Irish Independent -- Golden Glare -- 5 StarsNov 20th, 2009
The premise sounds ludicrous: a pop/soul singer and a classical superstar hook up through Facebook and then release an album together without writing songs in the conventional sense. It’s got to be a horribly self-indulgent clash of two very different worlds, right?
It is to the immense credit of Messrs McAlmont and Nyman that not only is this collection not awful, but it is in fact one of the most remarkable, heart-warming, thought-provoking and utterly essential albums of the year.
Nyman fans will be familiar with several of the pieces that appear here, including snippets from his soundtracks to Gattaca and Wonderland. Each of the compositions provides an evocative backdrop to McAlmont’s gorgeously expressive vocals and finely crafted lyrics.

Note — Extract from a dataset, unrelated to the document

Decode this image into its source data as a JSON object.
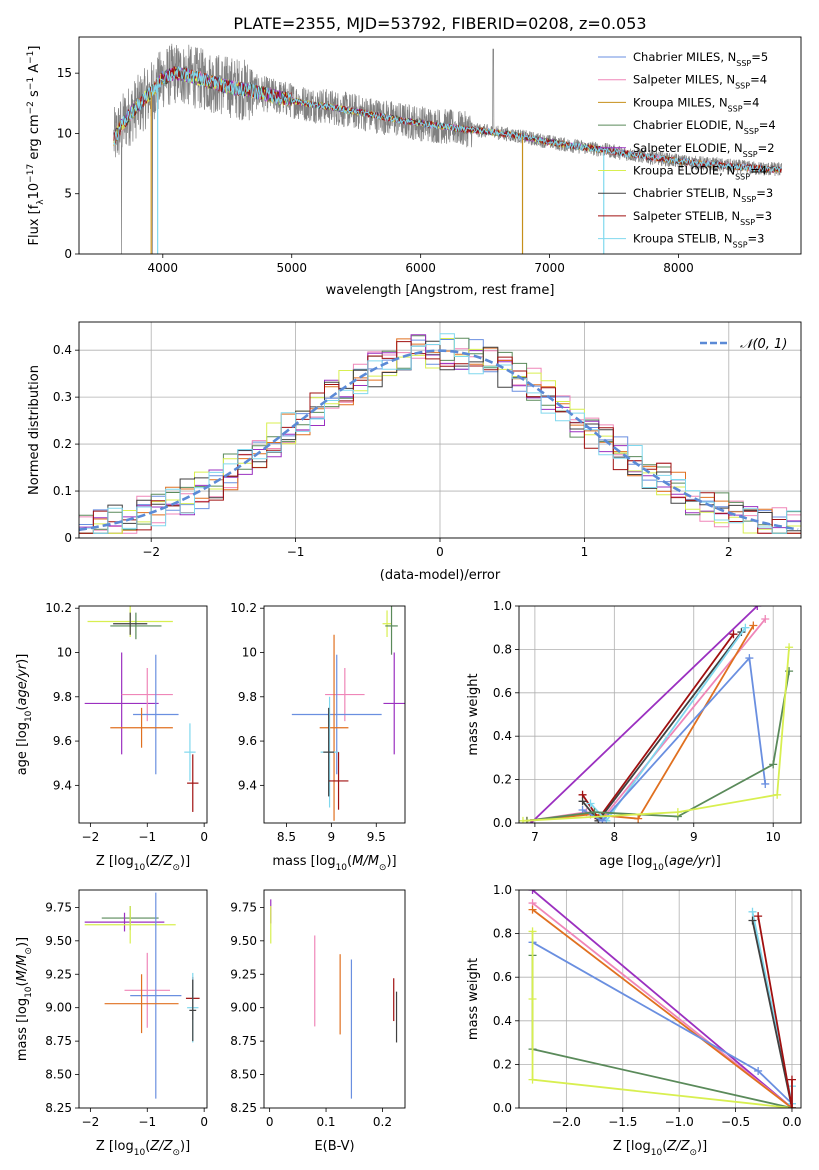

The album’s title refers to the glare of publicity and each of the songs has been inspired by real news events. There are subjects beloved of the tabloids including Silvio Berlusconi’s much-documented womanising (In Rai Don Giovanni) and Susan Boyle’s super-swift rise from obscurity to ubiquity (The Glare), as well as more sobering themes such as the heartbreaking plight of a pregnant Nigerian prisoner (and the fate of Zimbabwean orphans (Fever Sticks and Stones).
The wonderfully giddy opener, Take the Money and Run, tells the story of a real-life couple who made their fortune from a banking error and did a runner—if ever there was a song that captured the dreams of the fiscally squeezed it’s that. McAlmont’s superb phrasing is perfectly complimented by Nyman’s jaunty orchestration—a feature to be found throughout the collection.
City of Turin, meanwhile, tells the heartbreaking story of an African prostitute doing her best to survive on Italy’s unforgiving streets. It is a reminder of what a gifted singer McAlmont is—and that’s something that wasn’t quite as apparent on his late 90s collaboration with ex-Suede guitarist Bernard Butler, for instance.
And Nyman aficionados itching for a new composition should be sated with the closing number—Songs for Tony is a moving, 17-minute instrumental tribute to his late manager, Tony Simmons. It may not fit with what’s gone before, but it’s a beautiful composition none the less.